YoU Dispatch Questionnaire: Mo Kong

By Mo Kong

September 1, 2022

At the conclusion of YoU, the Artists-In-Residence were asked seven questions about their experience and the overall mission of this collaborative program. Five artists shared their responses, which can be viewed in their entirety below. A large-format broadsheet was also produced to highlight a selection of answers and images that delve into the strengths and challenges of interconnectedness, and the continued work to be done within the institution.

Caption: Workshop with Mo Kong, YoU Summer Community Camp, July 2021. Photo: Neil Constantine.
Image Description: Three children are sitting at a table in the Queens Museum’s Unisphere Gallery. They are all masked, two are wearing yellow shirts and one is wearing a dark blue shirt. The children are focusing on making sculptures using produce that is presented on the table: mangos, asparagus, potatoes, etc. Artist Mo Kong is leaning over the table to show the summer camp students how to work with these items. Their hair is styled in two, long black braids. They are wearing brown glasses, an KN95 mask, and a green military coat with a small German flag on the left sleeve. Standing next to them is a summer camp volunteer educator wearing a black mask and a yellow shirt.

Question 1: Was there a relationship you built during YoU that impacted your work in a meaningful way?

The experience of working with the La Jornada and Queens Museum Cultural Food Pantry and the New New Yorkers program integrates my practice with the community and pushes me to understand the relationship between artists, immigrants, and institutions from a more realistic perspective. My project analyzes the dilemma of survival within immigrant  communities in the contemporary political and economic environment from the perspective of food preservation. The cooperation with the Cultural Food Pantry, however, has made me aware of the cultural gap between immigrants. I enjoyed this collaboration very much, and the programs developed around the work also gave the work itself a deeper social meaning.

Question 2: Which theme was most relevant to your work throughout YoU?

The Future. Personal Ark is a reasonable inference about the living conditions of Asian immigrants in the future, referring to the current situation of the environment and economy, and also correcting the injustice of history.

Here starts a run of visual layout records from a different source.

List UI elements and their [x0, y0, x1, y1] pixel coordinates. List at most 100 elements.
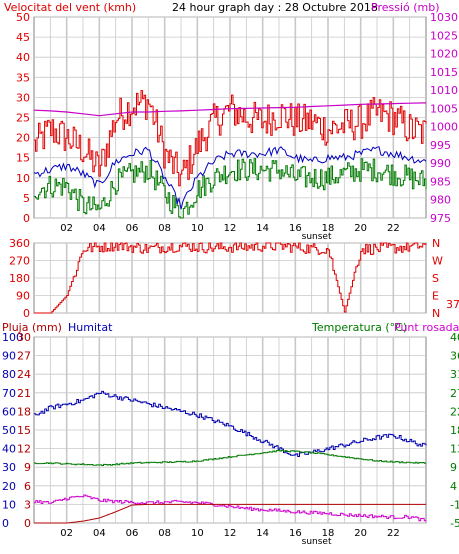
- graph-title: 24 hour graph day : 28 Octubre 2018: [172, 1, 378, 14]
- wind-y-tick: 45: [16, 31, 30, 44]
- temperature-y-tick: 4: [450, 480, 457, 493]
- wind-y-tick: 40: [16, 51, 30, 64]
- wind-lull-series: [34, 158, 427, 219]
- temp-x-tick: 22: [387, 528, 400, 539]
- compass-tick: N: [432, 307, 440, 320]
- wind-gust-series: [34, 90, 427, 187]
- wind-x-tick: 22: [387, 223, 400, 234]
- temp-x-tick: 10: [191, 528, 204, 539]
- wind-speed-label: Velocitat del vent (kmh): [4, 1, 136, 14]
- wind-y-tick: 25: [16, 112, 30, 125]
- direction-y-tick: 360: [9, 237, 30, 250]
- temp-x-tick: 20: [354, 528, 367, 539]
- direction-y-tick: 0: [23, 307, 30, 320]
- pressure-y-tick: 1025: [430, 29, 458, 42]
- wind-y-tick: 30: [16, 91, 30, 104]
- pressure-y-tick: 990: [430, 157, 451, 170]
- wind-x-tick: 12: [224, 223, 237, 234]
- temperature-y-tick: -1: [450, 498, 459, 511]
- sunset-label-1: sunset: [302, 232, 332, 242]
- rain-y-tick: 9: [24, 461, 31, 474]
- humidity-y-tick: 20: [2, 480, 16, 493]
- humidity-y-tick: 30: [2, 461, 16, 474]
- temp-x-tick: 18: [322, 528, 335, 539]
- wind-x-tick: 14: [256, 223, 269, 234]
- rain-y-tick: 12: [17, 443, 31, 456]
- rain-y-tick: 18: [17, 405, 31, 418]
- pressure-y-tick: 1015: [430, 66, 458, 79]
- temperature-y-tick: 27: [450, 387, 459, 400]
- rain-y-tick: 15: [17, 424, 31, 437]
- pressure-y-tick: 975: [430, 212, 451, 225]
- wind-y-tick: 10: [16, 172, 30, 185]
- sunset-label-3: sunset: [302, 537, 332, 547]
- humidity-y-tick: 70: [2, 387, 16, 400]
- compass-tick: N: [432, 237, 440, 250]
- pressure-series: [33, 102, 427, 117]
- dewpoint-series: [34, 494, 427, 522]
- compass-tick: E: [432, 290, 439, 303]
- wind-x-tick: 16: [289, 223, 302, 234]
- temperature-y-tick: 22: [450, 405, 459, 418]
- humidity-label: Humitat: [68, 321, 113, 334]
- pressure-label: Pressió (mb): [371, 1, 440, 14]
- temp-x-tick: 06: [126, 528, 139, 539]
- humidity-y-tick: 90: [2, 350, 16, 363]
- compass-tick: S: [432, 272, 439, 285]
- humidity-series: [34, 390, 427, 457]
- temperature-y-tick: 31: [450, 368, 459, 381]
- rain-series: [34, 503, 426, 524]
- pressure-y-tick: 980: [430, 194, 451, 207]
- temp-x-tick: 14: [256, 528, 269, 539]
- humidity-y-tick: 80: [2, 368, 16, 381]
- wind-y-tick: 35: [16, 71, 30, 84]
- temperature-y-tick: 36: [450, 350, 459, 363]
- temp-x-tick: 02: [60, 528, 73, 539]
- direction-y-tick: 180: [9, 272, 30, 285]
- temperature-y-tick: 9: [450, 461, 457, 474]
- direction-y-tick: 270: [9, 255, 30, 268]
- wind-direction-series: [34, 242, 427, 314]
- pressure-y-tick: 995: [430, 139, 451, 152]
- humidity-y-tick: 50: [2, 424, 16, 437]
- humidity-y-tick: 100: [2, 331, 23, 344]
- humidity-y-tick: 60: [2, 405, 16, 418]
- temperature-series: [34, 449, 427, 466]
- wind-y-tick: 0: [23, 212, 30, 225]
- wind-x-tick: 04: [93, 223, 106, 234]
- temp-x-tick: 12: [224, 528, 237, 539]
- pressure-y-tick: 1000: [430, 121, 458, 134]
- plot-layer: 0510152025303540455097598098599099510001…: [2, 11, 459, 547]
- wind-average-series: [33, 146, 427, 210]
- temperature-label: Temperatura (°C): [311, 321, 407, 334]
- wind-y-tick: 20: [16, 132, 30, 145]
- temp-x-tick: 16: [289, 528, 302, 539]
- temperature-y-tick: 18: [450, 424, 459, 437]
- rain-y-tick: 21: [17, 387, 31, 400]
- wind-x-tick: 20: [354, 223, 367, 234]
- wind-x-tick: 08: [158, 223, 171, 234]
- rain-y-tick: 6: [24, 480, 31, 493]
- rain-y-tick: 27: [17, 350, 31, 363]
- humidity-y-tick: 40: [2, 443, 16, 456]
- pressure-y-tick: 1010: [430, 84, 458, 97]
- wind-x-tick: 18: [322, 223, 335, 234]
- temperature-y-tick: 40: [450, 331, 459, 344]
- rain-label: Pluja (mm): [2, 321, 62, 334]
- rain-y-tick: 30: [17, 331, 31, 344]
- humidity-y-tick: 10: [2, 498, 16, 511]
- direction-y-tick: 90: [16, 290, 30, 303]
- humidity-y-tick: 0: [2, 517, 9, 530]
- temp-x-tick: 08: [158, 528, 171, 539]
- pressure-y-tick: 985: [430, 175, 451, 188]
- wind-y-tick: 5: [23, 192, 30, 205]
- wind-x-tick: 02: [60, 223, 73, 234]
- wind-y-tick: 50: [16, 11, 30, 24]
- pressure-y-tick: 1030: [430, 11, 458, 24]
- rain-y-tick: 3: [24, 498, 31, 511]
- compass-tick: W: [432, 255, 443, 268]
- direction-right-value: 37: [446, 298, 459, 311]
- temp-x-tick: 04: [93, 528, 106, 539]
- rain-y-tick: 0: [24, 517, 31, 530]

In an orange hue room, angular structures form a downwards trend graph. A hanging lamp made of stacked glass vases wrapped in seaweed hangs from the top of the image.
Caption: Installation view documenting stages of development from October to December 2021, Mo Kong: Personal Ark, Queens Museum. Photo credit: Hai Zhang.
Image Description: In an orange hue room, angular structures form a downwards trend graph. A hanging lamp made of stacked glass vases wrapped in seaweed hangs from the top of the image.

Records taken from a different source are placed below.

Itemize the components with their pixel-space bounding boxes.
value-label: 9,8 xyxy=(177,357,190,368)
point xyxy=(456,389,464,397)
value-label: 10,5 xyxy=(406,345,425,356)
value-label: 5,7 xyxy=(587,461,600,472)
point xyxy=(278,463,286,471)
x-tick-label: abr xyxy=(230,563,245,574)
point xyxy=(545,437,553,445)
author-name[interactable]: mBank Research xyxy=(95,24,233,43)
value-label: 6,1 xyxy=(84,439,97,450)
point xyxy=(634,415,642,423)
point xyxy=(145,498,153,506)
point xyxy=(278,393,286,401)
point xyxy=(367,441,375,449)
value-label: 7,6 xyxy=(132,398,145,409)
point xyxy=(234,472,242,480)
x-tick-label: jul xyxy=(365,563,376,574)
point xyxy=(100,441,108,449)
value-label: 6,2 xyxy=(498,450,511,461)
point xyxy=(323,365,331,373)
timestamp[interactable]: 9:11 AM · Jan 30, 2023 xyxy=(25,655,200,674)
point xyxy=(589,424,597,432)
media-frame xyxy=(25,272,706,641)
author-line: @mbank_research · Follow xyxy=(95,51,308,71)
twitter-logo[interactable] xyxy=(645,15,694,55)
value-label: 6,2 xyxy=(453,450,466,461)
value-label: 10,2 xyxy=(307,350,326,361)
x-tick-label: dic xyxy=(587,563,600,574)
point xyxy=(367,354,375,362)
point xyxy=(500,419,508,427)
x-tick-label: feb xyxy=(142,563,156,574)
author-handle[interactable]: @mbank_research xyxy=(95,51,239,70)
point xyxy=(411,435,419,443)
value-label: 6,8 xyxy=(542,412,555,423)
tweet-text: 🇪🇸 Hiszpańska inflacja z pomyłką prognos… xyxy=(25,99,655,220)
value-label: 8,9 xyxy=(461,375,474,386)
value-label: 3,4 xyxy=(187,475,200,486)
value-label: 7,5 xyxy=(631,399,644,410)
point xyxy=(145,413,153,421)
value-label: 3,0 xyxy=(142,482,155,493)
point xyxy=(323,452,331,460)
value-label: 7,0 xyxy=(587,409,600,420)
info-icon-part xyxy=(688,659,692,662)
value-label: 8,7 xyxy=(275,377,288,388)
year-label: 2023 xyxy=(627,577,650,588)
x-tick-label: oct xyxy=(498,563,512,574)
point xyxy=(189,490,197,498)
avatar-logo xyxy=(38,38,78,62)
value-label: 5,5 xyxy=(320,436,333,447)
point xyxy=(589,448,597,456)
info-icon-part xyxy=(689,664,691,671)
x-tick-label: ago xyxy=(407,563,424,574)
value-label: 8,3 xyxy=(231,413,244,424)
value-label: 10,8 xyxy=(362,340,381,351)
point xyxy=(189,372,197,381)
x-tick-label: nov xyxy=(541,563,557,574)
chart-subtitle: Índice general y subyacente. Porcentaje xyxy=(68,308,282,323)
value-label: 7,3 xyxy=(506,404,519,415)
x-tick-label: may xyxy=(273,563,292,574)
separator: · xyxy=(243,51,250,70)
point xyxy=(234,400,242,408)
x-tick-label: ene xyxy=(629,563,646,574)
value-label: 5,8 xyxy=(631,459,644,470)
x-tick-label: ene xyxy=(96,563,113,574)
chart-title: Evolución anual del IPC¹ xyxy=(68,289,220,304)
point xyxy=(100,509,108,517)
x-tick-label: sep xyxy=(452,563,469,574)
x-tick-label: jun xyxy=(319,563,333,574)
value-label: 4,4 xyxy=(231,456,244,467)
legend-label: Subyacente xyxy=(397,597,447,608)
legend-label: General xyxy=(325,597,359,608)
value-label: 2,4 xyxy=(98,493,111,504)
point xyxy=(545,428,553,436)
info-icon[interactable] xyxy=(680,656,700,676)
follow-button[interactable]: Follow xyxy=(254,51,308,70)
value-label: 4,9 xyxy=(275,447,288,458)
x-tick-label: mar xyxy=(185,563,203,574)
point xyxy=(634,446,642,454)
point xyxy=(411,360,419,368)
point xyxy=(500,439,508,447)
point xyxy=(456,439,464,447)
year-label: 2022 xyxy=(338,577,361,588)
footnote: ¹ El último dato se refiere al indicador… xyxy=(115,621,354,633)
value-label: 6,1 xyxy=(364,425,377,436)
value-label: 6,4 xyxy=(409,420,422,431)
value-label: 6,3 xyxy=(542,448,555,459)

Question 3: How has your work embraced uncertainty?

The uncertainty in my work is reflected in the imprecision of future predictions. The use of pseudoscientific instruments such as distillation systems and beakers and organic matter like freeze-dried fruit, live snails, and dried leaves in the work adds uncertainty and uncontrollability to the sturdy structures containing them. Corresponding to the unpredictable and ever-changing economic and political trends in real life, the work provides a space for reflection.

Question 4: What are two things you learned from YoU?

1. The ability to work with kids. 2.The process of working with fabricators and professionals.

Question 5: What does a “community museum” mean to you?

To provide children from immigrant families with the opportunity to learn about contemporary art and to allow them to see the possibility of becoming an artist

Question 6: Did YoU change the way you exist within museums?

My exhibition, Personal Ark, challenged the Museum’s traditionally odorless white-walled space by inviting less desirable scents – from a Western perspective – to take over the space, forcing visitors to react to the work before they saw it. Exhibiting living organisms that needed daily care also posed a challenge to the maintenance of the Museum. YoU created a platform for me to really bring my work to new communities, especially groups that I initially thought were not my audience. The resulting conversation between the work itself and the communities interacting with it were unexpected. This definitely pushed me to think more about how to bring contemporary art to the local community – especially immigrant groups – and what this means to them and their kids.

Question 7: What do you think is the most important question or issue about the role of museums that arose during YoU?

Can non-traditional exhibition methods be accepted by the art world?